Bushy Tree plan (subq factoring)

|Id |Operation |Name |Rows|Bytes|Cost|
| 0|SELECT STATEMENT | | 1| 31| 63|
| 1| TEMP TABLE TRANSFORMATION | | | | |
| 2| LOAD AS SELECT | | | | |
| 3| NESTED LOOPS | | 3| 72| 29|
| 4| SORT UNIQUE | | 3| 24| 7|
|* 5| TABLE ACCESS FULL |T2 | 3| 24| 7|
|* 6| TABLE ACCESS BY INDEX ROWID|T1 | 1| 16| 1|
|* 7| INDEX UNIQUE SCAN |T1_PK | 1| | |
| 8| LOAD AS SELECT | | | | |
| 9| NESTED LOOPS | | 3| 51| 29|
| 10| SORT UNIQUE | | 3| 24| 7|
|*11| TABLE ACCESS FULL |T4 | 3| 24| 7|
|*12| TABLE ACCESS BY INDEX ROWID|T3 | 1| 9| 1|
|*13| INDEX UNIQUE SCAN |T3_PK | 1| | |
|*14| HASH JOIN | | 1| 31| 5|
| 15| VIEW | | 3| 54| 2|
| 16| TABLE ACCESS FULL |SYS_TEMP_0FD9D6605_CB74C8| 3| 33| 2|
| 17| VIEW | | 3| 39| 2|
| 18| TABLE ACCESS FULL |SYS_TEMP_0FD9D6606_CB74C8| 3| 12| 2|

If you use subquery factoring the ultimate plan is a very simple hash join. Some optimizer features are disabled (e.g. CVM) if you use this feature.

Summary – Know your Data

Does the query decompose ?
Consider each component separately.
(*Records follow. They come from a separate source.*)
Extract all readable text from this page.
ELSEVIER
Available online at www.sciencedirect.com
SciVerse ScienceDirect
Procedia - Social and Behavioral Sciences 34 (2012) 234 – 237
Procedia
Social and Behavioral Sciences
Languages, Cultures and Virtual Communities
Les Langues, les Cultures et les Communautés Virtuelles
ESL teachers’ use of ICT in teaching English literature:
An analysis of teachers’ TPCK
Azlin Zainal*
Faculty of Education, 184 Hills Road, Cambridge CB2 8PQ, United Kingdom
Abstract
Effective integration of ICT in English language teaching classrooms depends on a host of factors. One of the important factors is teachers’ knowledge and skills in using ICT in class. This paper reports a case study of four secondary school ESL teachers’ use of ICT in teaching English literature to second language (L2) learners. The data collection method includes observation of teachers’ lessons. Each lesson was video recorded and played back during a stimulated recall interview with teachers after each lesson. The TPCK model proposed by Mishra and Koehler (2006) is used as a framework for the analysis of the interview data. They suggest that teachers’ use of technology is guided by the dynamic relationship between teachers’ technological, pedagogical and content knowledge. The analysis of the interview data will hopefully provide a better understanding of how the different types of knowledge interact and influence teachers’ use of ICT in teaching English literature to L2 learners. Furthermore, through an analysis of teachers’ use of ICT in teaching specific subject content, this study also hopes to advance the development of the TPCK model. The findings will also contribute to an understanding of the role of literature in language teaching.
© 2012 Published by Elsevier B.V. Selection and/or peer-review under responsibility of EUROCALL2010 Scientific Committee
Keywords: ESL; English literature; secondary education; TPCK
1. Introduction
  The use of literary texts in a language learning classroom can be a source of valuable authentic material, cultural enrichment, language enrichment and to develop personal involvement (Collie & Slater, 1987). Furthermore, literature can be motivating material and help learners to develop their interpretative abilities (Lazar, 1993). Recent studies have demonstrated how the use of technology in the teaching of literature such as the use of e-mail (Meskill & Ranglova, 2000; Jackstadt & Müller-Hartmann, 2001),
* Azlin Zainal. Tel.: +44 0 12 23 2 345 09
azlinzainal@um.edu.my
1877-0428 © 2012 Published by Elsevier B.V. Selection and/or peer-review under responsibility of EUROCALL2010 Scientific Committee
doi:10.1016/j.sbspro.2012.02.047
Start small and look for the table returning the least amount of data.
For the next step – in “loose” order of preference:

Aggregate to reduce the current data size
Pick a table that eliminates rows from the set
Pick a table that only adds columns to the set
Pick a table that multiplies the rows
Keep looking ahead a couple of steps
How much smaller / bigger will the data set be ?
What’s the impact of the join and access methods ?

If you know what your data looks like, and what the query is supposed to do, you can produce a plan that minimises the work at (nearly) every step.